The present invention relates to an electric power steering (EPS) system of an automobile; and, more particularly, to an operational method of an EPS system capable of reducing a yawing moment of the automobile by selectively adjusting steering angles of wheels depending on an operational state of an anti-lock brake system (ABS).
An anti-lock brake system (ABS) operates to increase or decrease hydraulic pressure applied to wheel cylinders of wheels when an automobile brakes. By such operations of the ABS, a cornering force suitable for maintaining an effective steering action and a slip ratio having a largest frictional coefficient capable of minimizing a braking distance for stopping can be obtained.
In general, the ABS comprises wheel speed sensors for detecting rotational speeds of the wheels, each wheel speed sensor being installed at respective front wheels and rear wheels of the automobile, ABS actuators installed at a pipe line between a master cylinder and wheel cylinders so as to adjust a braking power by decreasing or increasing a braking hydraulic pressure within each wheel cylinder, and an ABS electronic control unit (ECU) for controlling the ABS actuators and the wheel speed sensors.
First, the ABS ECU calculates a speed of the automobile by using a rotational speed of each wheel generated by each wheel speed sensor and simultaneously detects a rotational state of each wheel. Then, the ABS ECU commands the ABS actuator to increase or decrease the braking hydraulic pressure to obtain an optimum braking power suitable for a road surface condition. In other words, when a frictional force between a left tire and a road surface is different from that between a right tire and the road surface (split-xcexc), the ABS ECU controls the braking hydraulic pressure to prevent a risk that might occur due to a lock phenomenon of the wheels. FIG. 3A shows an automobile which is revolved due to a yawing moment generated by a difference in the road frictional forces of the left and the right tires.
When a driver suddenly brakes an automobile on a slippery road, the driver tends to hastily steer the automobile for the purpose of preventing a slippage thereof. Accordingly, the automobile is often over-steered, thereby causing a danger for the driver.
As a solution to this problem, a steering effort required to steer the automobile is increased in a conventional EPS system to make a steering response smaller than that of the normal case. The EPS system is widely used to control the current of the steering motor such that the steering effort for obtaining a specific steering result may be attained. Thus, the EPS system makes it possible that a driver can turn a vehicle by operating a steering wheel with a small steering effort, wherein the steering wheel can be operated with a small steering effort when the vehicle is idling or travels at a low speed, whereas a larger steering effort is required when the vehicle travels at a relatively high speed.

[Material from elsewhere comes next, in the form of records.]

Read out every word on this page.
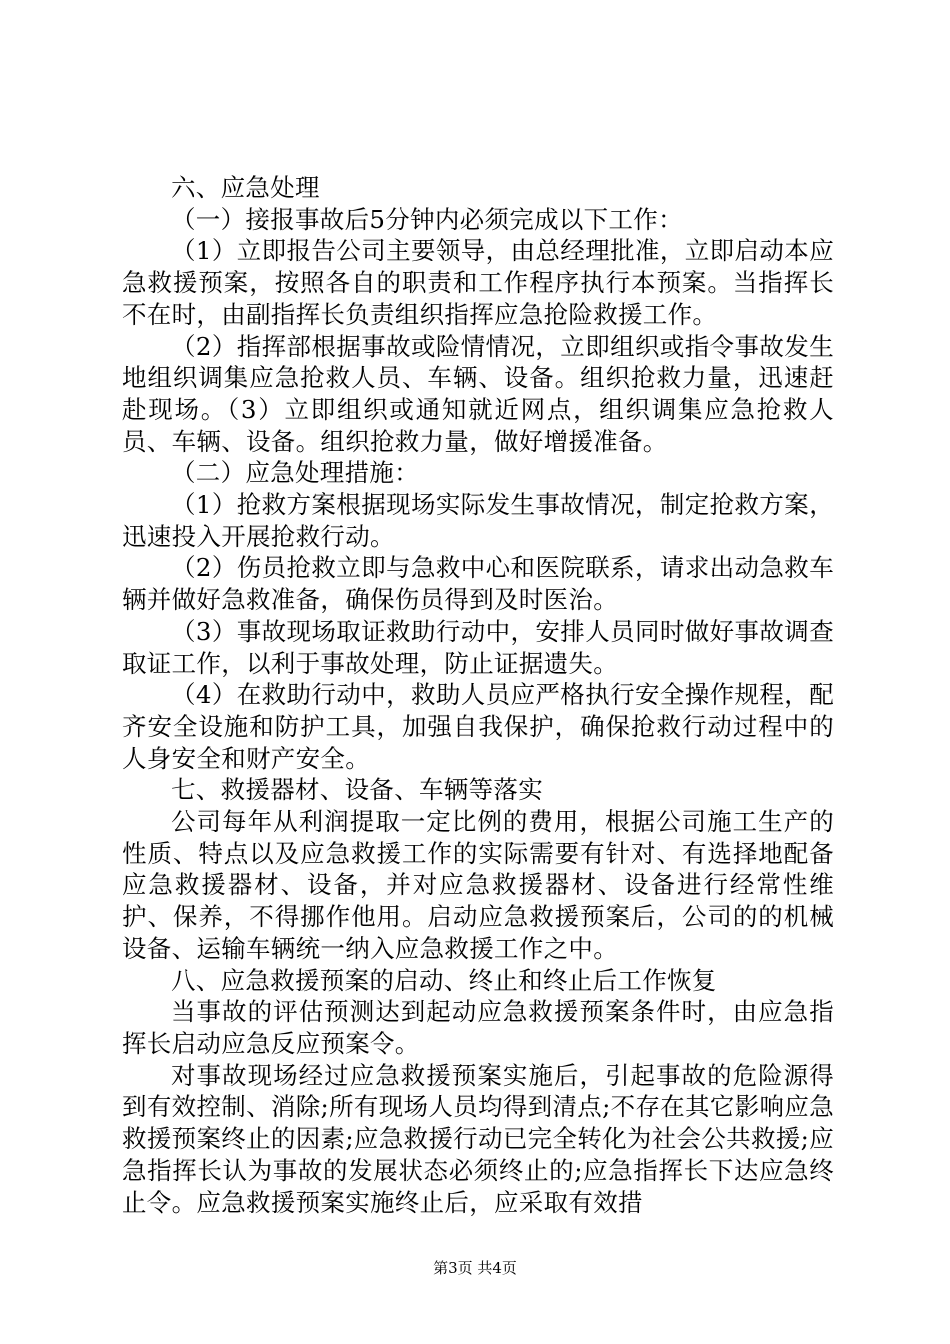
六、应急处理

（一）接报事故后5分钟内必须完成以下工作：

（1）立即报告公司主要领导，由总经理批准，立即启动本应急救援预案，按照各自的职责和工作程序执行本预案。当指挥长不在时，由副指挥长负责组织指挥应急抢险救援工作。

（2）指挥部根据事故或险情情况，立即组织或指令事故发生地组织调集应急抢救人员、车辆、设备。组织抢救力量，迅速赶赴现场。（3）立即组织或通知就近网点，组织调集应急抢救人员、车辆、设备。组织抢救力量，做好增援准备。

（二）应急处理措施：

（1）抢救方案根据现场实际发生事故情况，制定抢救方案，迅速投入开展抢救行动。

（2）伤员抢救立即与急救中心和医院联系，请求出动急救车辆并做好急救准备，确保伤员得到及时医治。

（3）事故现场取证救助行动中，安排人员同时做好事故调查取证工作，以利于事故处理，防止证据遗失。

（4）在救助行动中，救助人员应严格执行安全操作规程，配齐安全设施和防护工具，加强自我保护，确保抢救行动过程中的人身安全和财产安全。

七、救援器材、设备、车辆等落实

公司每年从利润提取一定比例的费用，根据公司施工生产的性质、特点以及应急救援工作的实际需要有针对、有选择地配备应急救援器材、设备，并对应急救援器材、设备进行经常性维护、保养，不得挪作他用。启动应急救援预案后，公司的的机械设备、运输车辆统一纳入应急救援工作之中。

八、应急救援预案的启动、终止和终止后工作恢复

当事故的评估预测达到起动应急救援预案条件时，由应急指挥长启动应急反应预案令。

对事故现场经过应急救援预案实施后，引起事故的危险源得到有效控制、消除;所有现场人员均得到清点;不存在其它影响应急救援预案终止的因素;应急救援行动已完全转化为社会公共救援;应急指挥长认为事故的发展状态必须终止的;应急指挥长下达应急终止令。应急救援预案实施终止后，应采取有效措

第3页 共4页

However, when road frictional coefficients of the left and the right tires are different from each other in the conventional EPS system, even a larger steering effort won""t remove a risk of accident. Moreover, if an inexpert driver confusedly misses a steering wheel, it is highly likely that an automobile may be slid away from a road to cause an accident.
It is, therefore, an object of the present invention to provide a method for operating an automobile EPS system capable of reducing a yawing moment of an automobile by automatically adjusting a steering angle according to a braking state of the automobile and thus allowing the automobile to move linearly even when the automobile suddenly brakes on a road surface where a left and a right tire of the automobile have different road frictional coefficient.
In accordance with the present invention, there is provided a method for operating an automobile electric power steering (EPS) system capable of selectively adjusting a steering angle depending on a braking state of an automobile, comprising the steps of:
making a decision about whether or not the automatic adjustment of the steering angle is performed based on a speed of the automobile due to the braking state and a rotational state of each wheel;
setting a cooperative steering angle to cooperate the braking state based on the speed of the automobile and decision about whether or not the automatic adjustment of the steering angle is performed;
determining a target steering angle for the automatic adjustment based on the cooperative steering angle and a manual steering angle of a steering wheel; and
performing a feedback control on the cooperative steering angle such that the steering angle of said each wheel becomes close to the determined target steering angle.